Montclair, NJ
Matisse and American Art is the first exhibition to examine this French master’s profound impact upon the development of American modern art from 1907 to the present. His art has provided a liberating model for American artists’ varied explorations of vibrant color, strong, fluid lines, and clear compositional structures in their pursuits of self-expression.
Featuring 65 paintings, archival objects, sculpture, prints, and works on paper, Matisse and American Art will juxtapose 19 works by Matisse with 44 works by American artists, including , Alfred Maurer, Maurice Prendergast, Stuart Davis, Richard Diebenkorn, Robert Motherwell, Ellsworth Kelly, Roy Lichtenstein, Andy Warhol, Romare Bearden, John Baldessari, Sophie Matisse, Faith Ringgold, and others. Matisse’s transformative impact on their works is revealed not only by their adaptations of his palette and pictorial structures but also through their choice and appropriation of his subject matter—still lifes, landscapes, figurative works, studio interiors, and portraits. While previous projects have illuminated Matisse’s relationship with postwar artists, this will be the first exhibition to expand Matisse’s impact beyond the typical focus upon the New York School by extending it back to the beginning of the 20th century and forward to the 21st.
The exhibition will open with an introductory section evoking a range of responses to the master, from the early 20th century study by his student Morgan Russell to Faith Ringgold’s late 20th century appropriation titled Matisse’s Model, with a fictional character based on the artist and other modern young women of color. The exhibition then proceeds with early 20th century explorations of the nude as seen in the work of Matisse’s students Max Weber and Sarah Stein, as well as William Zorach and Maurice Prendergast. The next section of the show addresses Matisse’s theme of the window as a metapho for the dialogue between the interior world of the artist and the external world of reality. An archival section featuring Matisse on the cover of Time magazine in 1930, as well as various exhibition catalogues and publications, will serve as an orientation to the history of the dissemination of Matisse’s influence.
The final sections of the exhibition explore Matisse’s pervasive postwar impact on artists, especially in terms of the bold, simplified profiles and vibrant colors of his cut-outs. Works by Ellsworth Kelly, Robert Motherwell, Stuart Davis, Judy Pfaff, Romare Bearden, and the illustrator Eric Carle represent the wide-ranging responses to Matisse’s inventive “drawing with scissors.” The exhibition concludes with the work of Roy Lichtenstein, Tom Wesselman, Andy Warhol, Janet Taylor Pickett, and John Baldessari, who have appropriated and adapted Matisse’s classic themes of the dance, the studio, the nude, portraiture, and the goldfish bowl as varying approaches to his universal art and fame.
Credit: Exhibition overview from museum website.
Whether or not you go, Ruthless Hedonism: The American Reception of Matisse (1999) argues that Matisse's sober presentations of himself were calculated to fit with the social constraints and ideological demands of the times.
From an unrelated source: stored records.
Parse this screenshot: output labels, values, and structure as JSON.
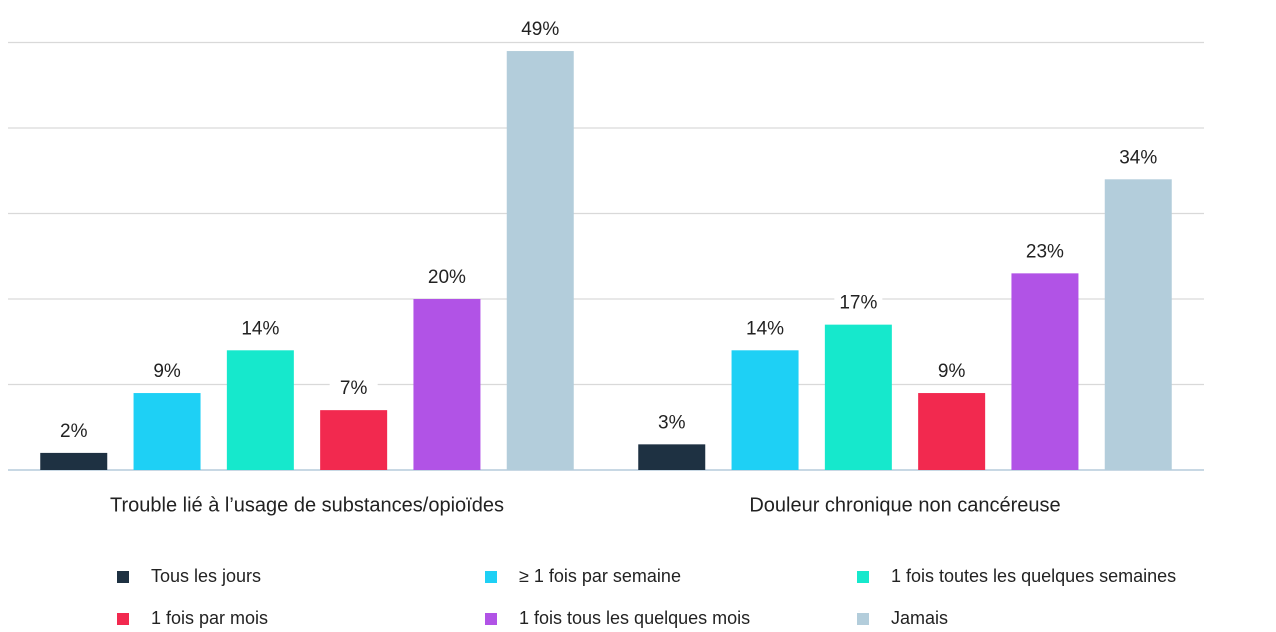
{
  "chart_data": {
    "type": "bar",
    "categories": [
      "Trouble lié à l’usage de substances/opioïdes",
      "Douleur chronique non cancéreuse"
    ],
    "series": [
      {
        "name": "Tous les jours",
        "color": "#1e3142",
        "values": [
          2,
          3
        ],
        "value_labels": [
          "2%",
          "3%"
        ]
      },
      {
        "name": "≥ 1 fois par semaine",
        "color": "#1ed0f5",
        "values": [
          9,
          14
        ],
        "value_labels": [
          "9%",
          "14%"
        ]
      },
      {
        "name": "1 fois toutes les quelques semaines",
        "color": "#16e8cc",
        "values": [
          14,
          17
        ],
        "value_labels": [
          "14%",
          "17%"
        ]
      },
      {
        "name": "1 fois par mois",
        "color": "#f2294f",
        "values": [
          7,
          9
        ],
        "value_labels": [
          "7%",
          "9%"
        ]
      },
      {
        "name": "1 fois tous les quelques mois",
        "color": "#b153e6",
        "values": [
          20,
          23
        ],
        "value_labels": [
          "20%",
          "23%"
        ]
      },
      {
        "name": "Jamais",
        "color": "#b3cddb",
        "values": [
          49,
          34
        ],
        "value_labels": [
          "49%",
          "34%"
        ]
      }
    ],
    "ylim": [
      0,
      50
    ],
    "yticks": [
      0,
      10,
      20,
      30,
      40,
      50
    ],
    "grid": true
  }
}
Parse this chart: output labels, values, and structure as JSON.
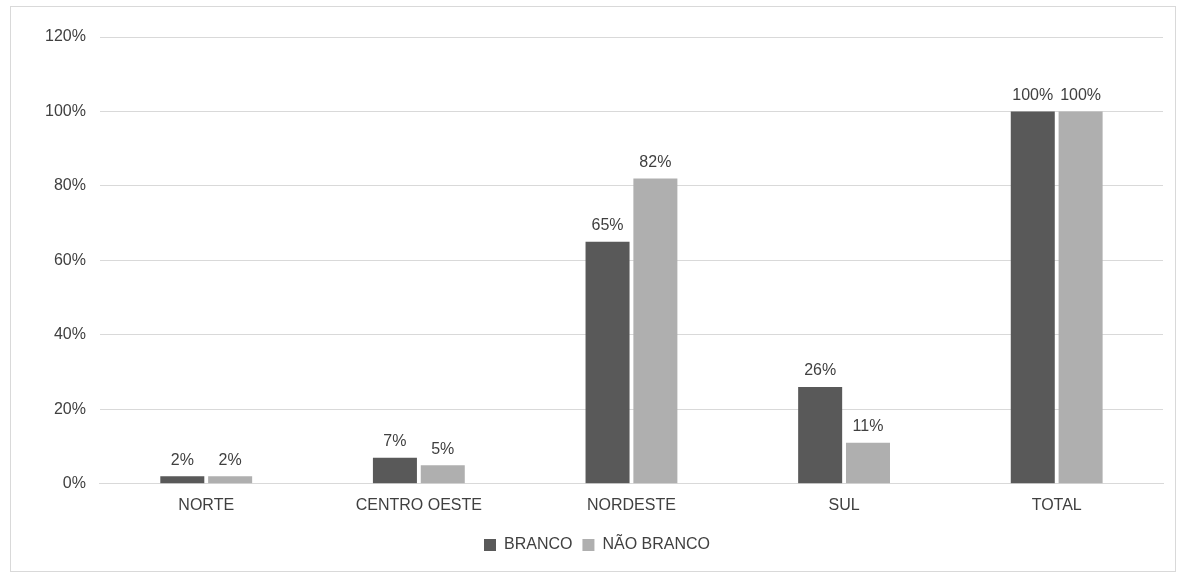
{
  "chart_data": {
    "type": "bar",
    "categories": [
      "NORTE",
      "CENTRO OESTE",
      "NORDESTE",
      "SUL",
      "TOTAL"
    ],
    "series": [
      {
        "name": "BRANCO",
        "color": "#595959",
        "values": [
          2,
          7,
          65,
          26,
          100
        ],
        "value_labels": [
          "2%",
          "7%",
          "65%",
          "26%",
          "100%"
        ]
      },
      {
        "name": "NÃO BRANCO",
        "color": "#afafaf",
        "values": [
          2,
          5,
          82,
          11,
          100
        ],
        "value_labels": [
          "2%",
          "5%",
          "82%",
          "11%",
          "100%"
        ]
      }
    ],
    "ylim": [
      0,
      120
    ],
    "yticks": [
      {
        "value": 0,
        "label": "0%"
      },
      {
        "value": 20,
        "label": "20%"
      },
      {
        "value": 40,
        "label": "40%"
      },
      {
        "value": 60,
        "label": "60%"
      },
      {
        "value": 80,
        "label": "80%"
      },
      {
        "value": 100,
        "label": "100%"
      },
      {
        "value": 120,
        "label": "120%"
      }
    ],
    "grid": "y",
    "legend": "bottom"
  }
}
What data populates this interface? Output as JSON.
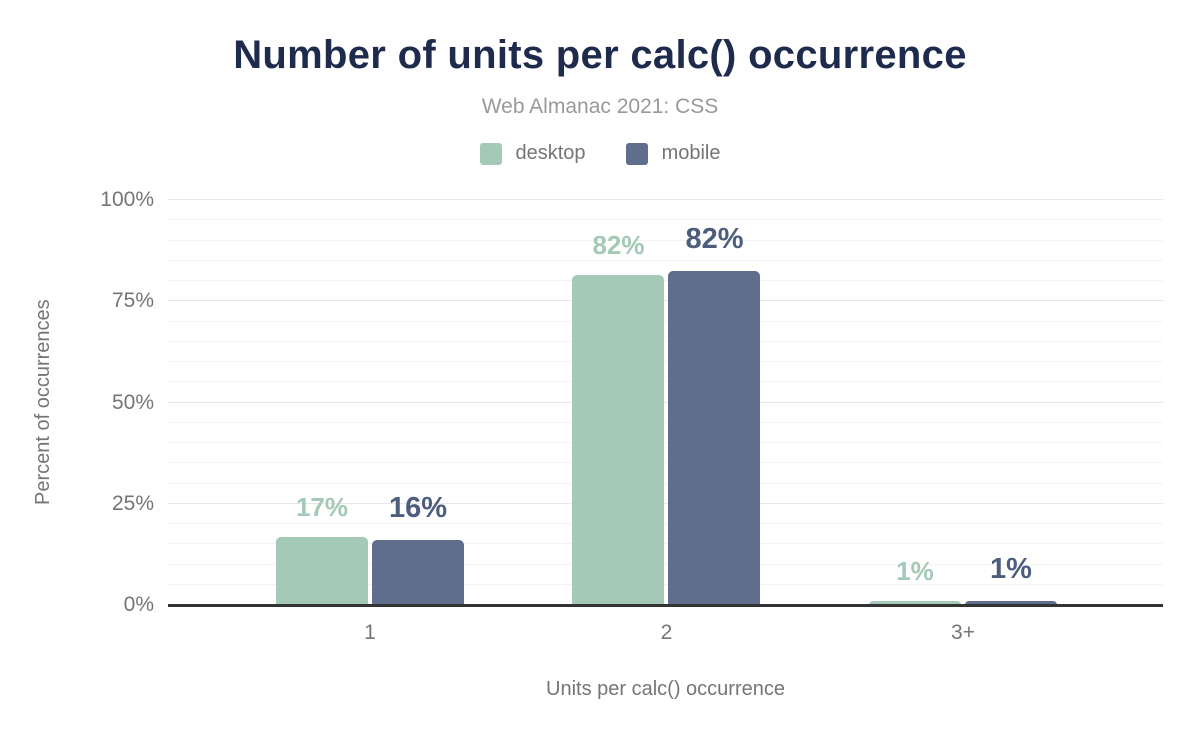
{
  "page": {
    "background": "#ffffff"
  },
  "chart_data": {
    "type": "bar",
    "title": "Number of units per calc() occurrence",
    "subtitle": "Web Almanac 2021: CSS",
    "xlabel": "Units per calc() occurrence",
    "ylabel": "Percent of occurrences",
    "categories": [
      "1",
      "2",
      "3+"
    ],
    "series": [
      {
        "name": "desktop",
        "color": "#a4c9b6",
        "label_color": "#a4c9b6",
        "values": [
          17,
          82,
          1
        ],
        "labels": [
          "17%",
          "82%",
          "1%"
        ],
        "precise_values": [
          16.8,
          81.6,
          0.9
        ]
      },
      {
        "name": "mobile",
        "color": "#5f6e8c",
        "label_color": "#4c5d7d",
        "values": [
          16,
          82,
          1
        ],
        "labels": [
          "16%",
          "82%",
          "1%"
        ],
        "precise_values": [
          16.1,
          82.4,
          1.1
        ]
      }
    ],
    "ylim": [
      0,
      100
    ],
    "yticks": [
      {
        "value": 0,
        "label": "0%"
      },
      {
        "value": 25,
        "label": "25%"
      },
      {
        "value": 50,
        "label": "50%"
      },
      {
        "value": 75,
        "label": "75%"
      },
      {
        "value": 100,
        "label": "100%"
      }
    ],
    "grid": {
      "minor_step": 5,
      "major_step": 25,
      "vertical": false
    },
    "legend_position": "top",
    "colors": {
      "title": "#1e2b4d",
      "subtitle": "#999999",
      "axis_text": "#757575",
      "axis_line": "#333333",
      "gridline_minor": "#f4f4f4",
      "gridline_major": "#e8e8e8",
      "background": "#ffffff"
    }
  }
}
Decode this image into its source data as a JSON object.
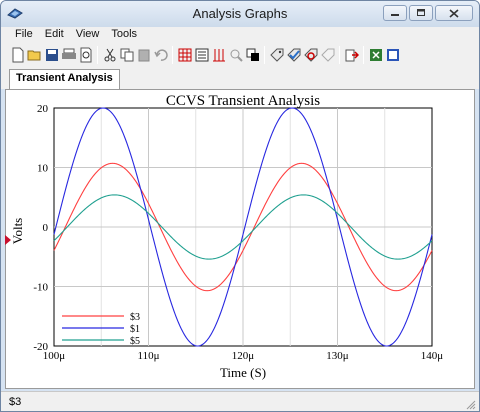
{
  "window": {
    "title": "Analysis Graphs",
    "minimize_label": "",
    "maximize_label": "",
    "close_label": ""
  },
  "menu": [
    "File",
    "Edit",
    "View",
    "Tools"
  ],
  "toolbar": {
    "icons": [
      "new-icon",
      "open-icon",
      "save-icon",
      "print-icon",
      "print-preview-icon",
      "cut-icon",
      "copy-icon",
      "paste-icon",
      "undo-icon",
      "grid-icon",
      "legend-icon",
      "cursors-icon",
      "zoom-icon",
      "reverse-colors-icon",
      "tag-icon",
      "tag-check-icon",
      "tag-refresh-icon",
      "tag-disabled-icon",
      "export-icon",
      "excel-icon",
      "mathcad-icon"
    ]
  },
  "tab": {
    "label": "Transient Analysis"
  },
  "status": {
    "text": "$3"
  },
  "colors": {
    "s3": "#ff4040",
    "s1": "#2828e0",
    "s5": "#20a090",
    "grid": "#c8c8c8"
  },
  "chart_data": {
    "type": "line",
    "title": "CCVS Transient Analysis",
    "xlabel": "Time (S)",
    "ylabel": "Volts",
    "xlim": [
      100,
      140
    ],
    "ylim": [
      -20,
      20
    ],
    "x_unit": "μ",
    "x_ticks": [
      "100μ",
      "110μ",
      "120μ",
      "130μ",
      "140μ"
    ],
    "y_ticks": [
      "20",
      "10",
      "0",
      "-10",
      "-20"
    ],
    "grid": true,
    "legend_position": "bottom-left",
    "series": [
      {
        "name": "$3",
        "color": "#ff4040",
        "amplitude": 10.7,
        "period": 20,
        "peak_x": 106.2
      },
      {
        "name": "$1",
        "color": "#2828e0",
        "amplitude": 20,
        "period": 20,
        "peak_x": 105.2
      },
      {
        "name": "$5",
        "color": "#20a090",
        "amplitude": 5.4,
        "period": 20,
        "peak_x": 106.4
      }
    ]
  }
}
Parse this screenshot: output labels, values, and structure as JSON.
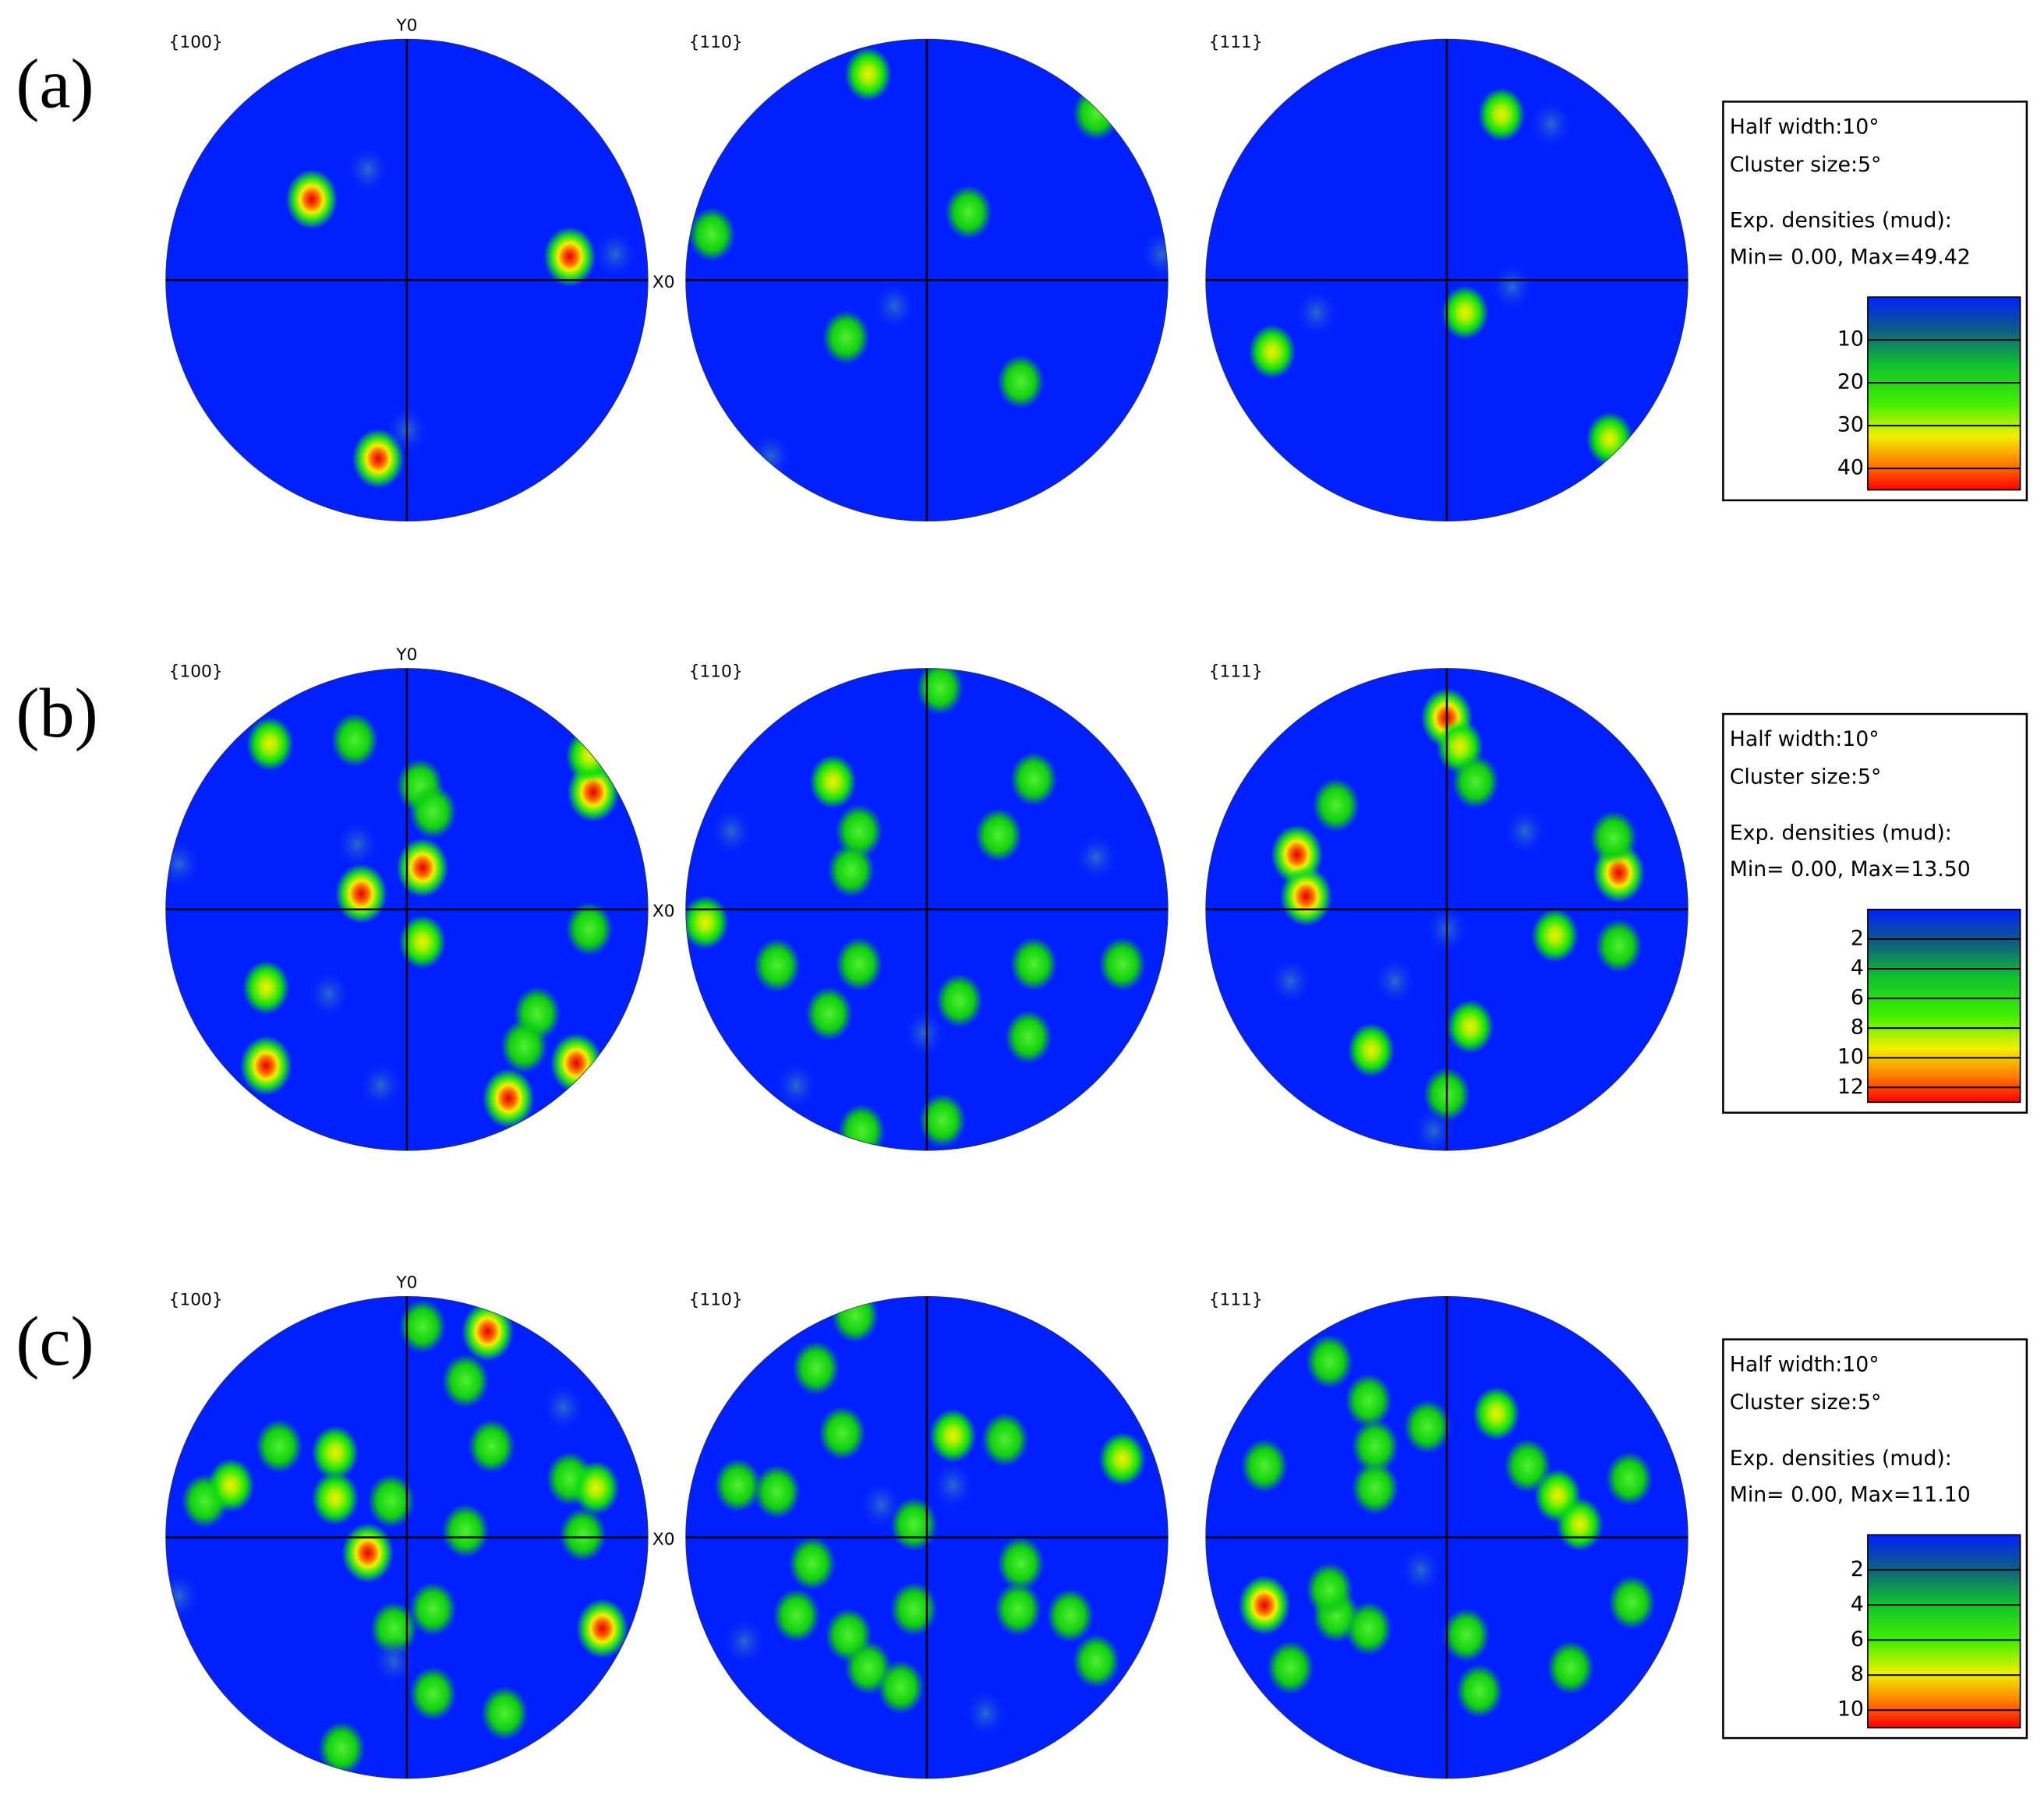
{
  "rows": [
    {
      "label": "(a)",
      "x_axis": "X0",
      "y_axis": "Y0",
      "figures": [
        "{100}",
        "{110}",
        "{111}"
      ],
      "legend": {
        "half_width": "Half width:10°",
        "cluster_size": "Cluster size:5°",
        "densities_title": "Exp. densities (mud):",
        "min_max": "Min= 0.00, Max=49.42",
        "scale": [
          "10",
          "20",
          "30",
          "40"
        ]
      }
    },
    {
      "label": "(b)",
      "x_axis": "X0",
      "y_axis": "Y0",
      "figures": [
        "{100}",
        "{110}",
        "{111}"
      ],
      "legend": {
        "half_width": "Half width:10°",
        "cluster_size": "Cluster size:5°",
        "densities_title": "Exp. densities (mud):",
        "min_max": "Min= 0.00, Max=13.50",
        "scale": [
          "2",
          "4",
          "6",
          "8",
          "10",
          "12"
        ]
      }
    },
    {
      "label": "(c)",
      "x_axis": "X0",
      "y_axis": "Y0",
      "figures": [
        "{100}",
        "{110}",
        "{111}"
      ],
      "legend": {
        "half_width": "Half width:10°",
        "cluster_size": "Cluster size:5°",
        "densities_title": "Exp. densities (mud):",
        "min_max": "Min= 0.00, Max=11.10",
        "scale": [
          "2",
          "4",
          "6",
          "8",
          "10"
        ]
      }
    }
  ]
}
Matisse's strategy included cooperating with museums, cultivating private collectors, playing off dealers one against another, and reassuring the media that, whatever his reputation as an avant-gardist, the conduct of his life was solidly bourgeois. "Oh, do tell the American people that I am a normal man; that I am a devoted husband and father, that I have three fine children, that I go to the theatre."
Moving from the late 1920s, when Matisse's output was shedding its outlaw reputation, to the early 1950s, when his work was canonized, O'Brian shows how the way Matisse's work was viewed changed as attention shifted away from the seductiveness of his subject matter to the seductiveness of his paint. The art's resolute rejection of political concerns, its deployment of decorative design for visual satisfaction, and its representations of pleasure encouraged American audiences, who in the 1930s deemed the art disreputable, to celebrate its gratifications by the early years of the Cold War.
This intriguing, wide-ranging investigation of Matisse's self-promotion, America's uneasy embrace of modernism, and America's consumer culture and politics provides a rich context to Clement Greenberg's words published in the Nation in 1947: "Matisse's cold hedonism and ruthless exclusion of everything but the concrete, immediate sensation will in the future, once we are away from the present Zeitgeist, be better understood as the most profound mood of the first half of the twentieth century.